In this section: Proof

Proof

UMA needs evidence, not only language. This area collects the material that shows portability, behavior size, and runtime tradeoffs in a way readers can inspect and compare.

What this macro area covers

These pages show how UMA turns abstract claims into measurable outputs: what is portable, how portability is demonstrated, and what the performance and footprint tradeoffs look like in practice.

Portability is a claim. This area is about how to make that claim inspectable instead of leaving it as an assumption. The three pages here cover different kinds of proof: what makes a service genuinely portable by design, how to verify that portability holds across runtime environments, and what benchmark and footprint data actually looks like for the UMA code examples.

The underlying principle is that proof should be observable. Not "we designed it to be portable" but "here is the same service producing the same output in two different runtimes with the specific differences in the surrounding runtime behavior made explicit." That is the standard the examples in this repository are held to.

Architecture claims that cannot be inspected tend to drift toward assumptions, and assumptions compound. The proof section exists so the UMA portability claim stays falsifiable: something you can run, compare, and verify before deciding whether the model applies to your system.

What "portable" means as a testable claim

Portable is not a design goal in the UMA sense. It is a testable property of a specific artifact running in a specific set of environments. The test is not whether the code was written with portability in mind, or whether it avoids runtime-specific APIs, or whether the team intends to support multiple runtimes. The test is whether the same compiled binary, given the same inputs, produces the same outputs across each target runtime, with the runtime-introduced differences made explicit.

That last clause matters. "Same outputs" does not mean the runtime is invisible. It means the business logic output is stable while runtime metadata (execution timing, host context, instrumentation) may vary by design. A portable service is one where you can distinguish which differences come from the logic and which come from the runtime. When you cannot make that distinction, you do not have portability. You have a black box that happens to work in multiple environments.

What the benchmark measures

The benchmark used in this repository runs the same WASM binary across three runtimes: a server-side managed runtime, a local CLI host, and a browser-based execution context. Each run receives identical inputs. The outputs are compared structurally, not as raw bytes. The comparison accounts for runtime-injected fields and normalizes them before asserting equivalence of the business logic result.

What the benchmark is not measuring: raw throughput, latency percentiles, or operational efficiency. Those are runtime-dependent by definition and vary with infrastructure, not with the service logic. A benchmark that optimizes for those numbers is measuring the runtime, not the service. The UMA benchmark measures whether the portable unit stays behaviorally stable as the execution context changes. The footprint data (binary size, memory at load, startup cost) is included because those numbers determine which runtimes the service is viable in, not just which runtimes it technically runs on.

Portability inspectable vs portability assumed

Most portability claims are architectural. The system was designed to be portable. The interfaces are abstract. The dependencies are injected. These are inputs to portability, not evidence of it. They tell you the team intended the service to be moveable, not that it actually moves.

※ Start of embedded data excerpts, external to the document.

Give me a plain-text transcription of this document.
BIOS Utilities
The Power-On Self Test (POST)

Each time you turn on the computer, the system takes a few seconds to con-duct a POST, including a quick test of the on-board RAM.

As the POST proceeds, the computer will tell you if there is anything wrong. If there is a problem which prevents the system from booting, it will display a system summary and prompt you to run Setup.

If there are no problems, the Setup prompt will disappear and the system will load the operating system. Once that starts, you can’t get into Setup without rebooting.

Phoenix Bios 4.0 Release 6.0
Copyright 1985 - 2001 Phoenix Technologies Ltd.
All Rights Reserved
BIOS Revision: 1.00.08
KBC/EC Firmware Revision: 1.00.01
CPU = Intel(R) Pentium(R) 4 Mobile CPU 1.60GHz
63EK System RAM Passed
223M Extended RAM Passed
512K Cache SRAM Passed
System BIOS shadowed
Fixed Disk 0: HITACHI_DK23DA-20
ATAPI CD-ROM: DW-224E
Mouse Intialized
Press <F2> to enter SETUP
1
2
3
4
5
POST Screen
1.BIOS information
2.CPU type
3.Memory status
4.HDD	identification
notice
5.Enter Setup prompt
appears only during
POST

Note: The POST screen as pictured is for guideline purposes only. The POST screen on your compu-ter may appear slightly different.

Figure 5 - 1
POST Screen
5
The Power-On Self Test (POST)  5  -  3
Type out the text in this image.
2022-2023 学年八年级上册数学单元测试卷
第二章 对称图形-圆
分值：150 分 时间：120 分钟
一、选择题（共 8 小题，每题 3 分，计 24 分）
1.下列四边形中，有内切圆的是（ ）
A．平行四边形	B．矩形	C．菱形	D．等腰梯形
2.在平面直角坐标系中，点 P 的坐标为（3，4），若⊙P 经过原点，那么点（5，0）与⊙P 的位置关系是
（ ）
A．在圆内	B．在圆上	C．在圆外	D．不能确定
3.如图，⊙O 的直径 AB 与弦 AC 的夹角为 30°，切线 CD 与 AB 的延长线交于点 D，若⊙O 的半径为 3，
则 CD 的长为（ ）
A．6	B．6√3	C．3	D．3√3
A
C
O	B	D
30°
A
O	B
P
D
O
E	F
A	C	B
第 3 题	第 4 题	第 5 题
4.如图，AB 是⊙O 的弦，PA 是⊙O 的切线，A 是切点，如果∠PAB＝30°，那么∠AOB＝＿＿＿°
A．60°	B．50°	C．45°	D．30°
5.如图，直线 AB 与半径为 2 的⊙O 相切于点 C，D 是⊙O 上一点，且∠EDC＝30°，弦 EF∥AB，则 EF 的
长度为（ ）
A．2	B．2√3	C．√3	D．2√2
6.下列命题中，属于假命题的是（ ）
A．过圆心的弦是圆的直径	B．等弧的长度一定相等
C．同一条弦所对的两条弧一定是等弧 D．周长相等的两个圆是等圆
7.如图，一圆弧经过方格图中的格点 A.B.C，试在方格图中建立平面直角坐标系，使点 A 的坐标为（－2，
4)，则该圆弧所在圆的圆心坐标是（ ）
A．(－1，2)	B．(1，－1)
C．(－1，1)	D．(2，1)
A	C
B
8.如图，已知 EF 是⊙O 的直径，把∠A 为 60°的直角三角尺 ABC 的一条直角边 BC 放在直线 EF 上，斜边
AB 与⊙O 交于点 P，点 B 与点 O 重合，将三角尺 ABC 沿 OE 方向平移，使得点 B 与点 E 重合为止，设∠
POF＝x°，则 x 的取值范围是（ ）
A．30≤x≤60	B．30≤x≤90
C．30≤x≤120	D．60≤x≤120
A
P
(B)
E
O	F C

Inspectable portability requires a different kind of artifact: a test harness that runs the same binary in multiple environments and records the comparison, a descriptor that declares the runtime requirements so mismatches surface before deployment, and a build process that produces deterministic output so the binary at test time is the binary at production time. The UMA code examples include all three. The portability claim is not inferred from the design. It is re-verified on every build.

Runtime-agnostic vs cross-platform

Runtime-agnostic and cross-platform are often used interchangeably, but they describe different properties. Cross-platform means the software can be compiled or interpreted for different operating systems or hardware architectures. The code is the same. The binary may differ. Runtime-agnostic means the service logic does not depend on any specific execution host. It can be loaded and run by any runtime that conforms to the required interface, without recompilation.

WASM is the mechanism that makes runtime-agnostic a concrete property rather than an aspirational one. A WASM binary compiled from a UMA service module does not change between runtimes. The runtime changes around it. The adapter layer (the code that connects the binary to the specific host API) is what varies, and that variation is bounded by the contract. This is what makes the portability claim inspectable: the binary is the constant, and the adapter is the explicit variable. You can read the adapter, test it independently, and verify that it only converts host-specific inputs into the contract interface. It does not change what the service does.